Losing It (Losing It, #1)

The easiness of the night before evaporated by Friday morning. Cade wasn’t mad per say, but he wasn’t much of anything really. He didn’t talk to me in the greenroom or sit by me in class. When I joined a conversation, he left it. I was a habit, and he appeared to be quitting cold turkey.

Garrick’s gentle smile in Senior Prep helped. We’d commandeered the computers in the Design lab for the day to do post-grad research. Some were researching graduate schools, others scouring for internships. Kelsey was looking at airline tickets and hostels in random cities around the world.

I was looking at the search engine homepage.

Hands curled around the back of my chair, and Garrick’s body leaned in close to mine. The proximity was altogether distracting.

“What are you thinking, Bliss?”

I should have said, you. Naked. That would have shocked him. Not that I was actually thinking of him naked… well, now that I mentioned it I was… damn.

Like I said, distracting.

I shook my head, because I didn’t have an answer, not one I could say out loud. He stepped around me and leaned on the table, looking at me.

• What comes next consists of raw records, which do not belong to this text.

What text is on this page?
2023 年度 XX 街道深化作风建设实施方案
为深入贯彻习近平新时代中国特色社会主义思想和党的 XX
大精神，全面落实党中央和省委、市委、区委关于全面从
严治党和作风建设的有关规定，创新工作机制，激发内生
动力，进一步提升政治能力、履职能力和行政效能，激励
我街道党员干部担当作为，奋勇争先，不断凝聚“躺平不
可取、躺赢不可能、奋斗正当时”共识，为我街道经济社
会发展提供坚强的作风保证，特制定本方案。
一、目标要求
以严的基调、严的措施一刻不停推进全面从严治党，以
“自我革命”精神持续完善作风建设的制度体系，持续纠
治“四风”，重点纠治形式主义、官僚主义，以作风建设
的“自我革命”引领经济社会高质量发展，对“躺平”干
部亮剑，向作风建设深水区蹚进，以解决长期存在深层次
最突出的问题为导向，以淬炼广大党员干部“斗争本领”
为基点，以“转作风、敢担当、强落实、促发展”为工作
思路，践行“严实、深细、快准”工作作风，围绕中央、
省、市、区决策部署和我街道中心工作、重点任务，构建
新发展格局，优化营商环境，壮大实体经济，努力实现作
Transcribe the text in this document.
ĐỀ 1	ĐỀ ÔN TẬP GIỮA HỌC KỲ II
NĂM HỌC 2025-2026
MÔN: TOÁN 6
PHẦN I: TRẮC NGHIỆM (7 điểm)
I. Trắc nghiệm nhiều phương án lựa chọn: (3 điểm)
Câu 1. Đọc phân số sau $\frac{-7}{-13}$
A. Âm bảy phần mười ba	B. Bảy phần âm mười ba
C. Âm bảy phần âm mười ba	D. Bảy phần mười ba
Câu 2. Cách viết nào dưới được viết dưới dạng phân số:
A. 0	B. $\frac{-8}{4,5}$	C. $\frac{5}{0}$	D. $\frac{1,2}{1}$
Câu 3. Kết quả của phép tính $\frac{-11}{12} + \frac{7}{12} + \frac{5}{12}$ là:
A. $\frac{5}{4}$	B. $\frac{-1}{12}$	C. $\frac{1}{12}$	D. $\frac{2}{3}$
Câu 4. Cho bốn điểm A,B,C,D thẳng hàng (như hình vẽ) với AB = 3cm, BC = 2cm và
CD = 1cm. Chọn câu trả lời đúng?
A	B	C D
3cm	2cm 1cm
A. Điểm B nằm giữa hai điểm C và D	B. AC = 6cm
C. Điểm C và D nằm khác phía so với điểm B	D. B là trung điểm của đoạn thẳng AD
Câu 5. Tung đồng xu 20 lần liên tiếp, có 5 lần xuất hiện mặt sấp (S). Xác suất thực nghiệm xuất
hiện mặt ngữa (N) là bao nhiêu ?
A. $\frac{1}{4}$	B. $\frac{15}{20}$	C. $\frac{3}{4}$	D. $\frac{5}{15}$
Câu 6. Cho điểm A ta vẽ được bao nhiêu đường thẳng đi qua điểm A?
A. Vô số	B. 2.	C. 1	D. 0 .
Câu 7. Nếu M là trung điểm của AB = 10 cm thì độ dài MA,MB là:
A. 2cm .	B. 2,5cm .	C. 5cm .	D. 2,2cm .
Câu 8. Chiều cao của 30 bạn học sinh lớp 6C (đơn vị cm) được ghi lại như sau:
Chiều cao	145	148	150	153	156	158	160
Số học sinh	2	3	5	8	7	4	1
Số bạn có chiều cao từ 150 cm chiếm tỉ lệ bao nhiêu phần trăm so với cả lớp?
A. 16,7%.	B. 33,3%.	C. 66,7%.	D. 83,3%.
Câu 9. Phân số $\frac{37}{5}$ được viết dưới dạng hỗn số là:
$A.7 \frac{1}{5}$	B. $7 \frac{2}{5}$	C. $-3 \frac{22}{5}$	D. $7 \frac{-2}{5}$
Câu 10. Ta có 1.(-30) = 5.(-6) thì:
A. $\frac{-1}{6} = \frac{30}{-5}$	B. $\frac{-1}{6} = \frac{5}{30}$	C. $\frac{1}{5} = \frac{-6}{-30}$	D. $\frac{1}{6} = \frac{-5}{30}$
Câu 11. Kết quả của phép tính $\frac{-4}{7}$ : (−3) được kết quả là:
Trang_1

“Acting or Stage Management?” The gaze he fixed on me felt too personal in this room full of my classmates, even if none of them were looking, well, other than Kelsey. She watched pretty much any time Garrick talked to me, which reminded me that we had to be careful.

“I don’t know,” I muttered.

“Okay, well what about a city? You can start looking at apartments. That’s certainly something you’ve got to think about, especially if you’re going to New York.”

I stared at the search engine box. It was taunting me.

“I can’t afford New York,” I told him.

“That’s okay. Most people can’t. There are plenty of regional markets to consider. Philadelphia.” I jerked around to face him. Was he telling me to look at Philadelphia? Where he lived? Was he trying to tell me something or was I reading too far into this. His face was blank as he continued, “Dallas and Houston both have a fair amount of work. Chicago. Seattle. Boston. D.C. There’s plenty to choose from, actually.” I turned back toward my computer, my heart still beating a little too fast. I was definitely reading into this. It wasn’t like we were serious. We’d spent the evening cuddled on my couch. That didn’t mean we were together or that I was ready to move halfway across the country with him.

“Just explore. Look up something,” He said before leaving me to continue walking around the room.

I placed my fingers on the keys, but they felt like lead, too weighted to move. I stared at the key with the letter “P.” I could see Kelsey watching me out of the corner of my eye, and as curious as I was now about Philadelphia, I typed “Stage Management Internships” into the search engine.

Then I clicked from webpage to webpage, watching the clock in the corner of my screen, willing the numbers to change faster.

When class was over, my relief was short-lived.

The cast list had been posted.

I was still Phaedra, which was good. How embarrassing would it have been if Eric had changed his mind? Kelsey got Aphrodite like she wanted. Rusty did get a soldier, just like he’d predicted.

And Cade was Hippolytus.

***

I knocked on Garrick’s door that evening, nervous despite our agreement to take things slow. We hadn’t really talked about doing anything tonight, and despite our tenuous relationship, we’d yet to exchange numbers. So, I hoped I wasn’t being needy by seeking him out a second night in a row. Hamlet, definitely, was glad to have me out of the apartment. We still weren’t coexisting very well.

My worry eased when he opened the door and said, “Oh thank God. I’ve been thinking about coming round to your place for over an hour, but I was afraid I’d knock on the door and you’d have people over or something.”

I laughed.

“Maybe we should actually exchange numbers then.”

He said, “Are you going to put me in your phone under some secret code name so that no one knows who I am when I text you dirty things?”

My eyes widened. “Are you planning to text me dirty things?”

His eyes danced with amusement and that blinding grin was back on his face. “I’m not ruling it out.”

Oh. Oh. My nerves shot back up.

He took my hand, and pulled me into his living room where a book was open on his sofa. It was poetry, of course, because he was perfect, and woefully out of my league. He marked his page, and placed the collection on top of a pile of books at the edge of the sofa.

He reached and laced our fingers together in the space between us. I wanted to lean into him, wrap myself around him, and not move from his arms until I had to, but I still felt awkward. Were we in that place yet where we could just do that? Or did we have to work our way up to it?

“So… Cast list?” He asked.

I groaned and leaned my head back against his couch.

“It’s not that bad, is it?”

“That depends on whether or not Cade is speaking to me by the time rehearsal rolls around in two weeks.”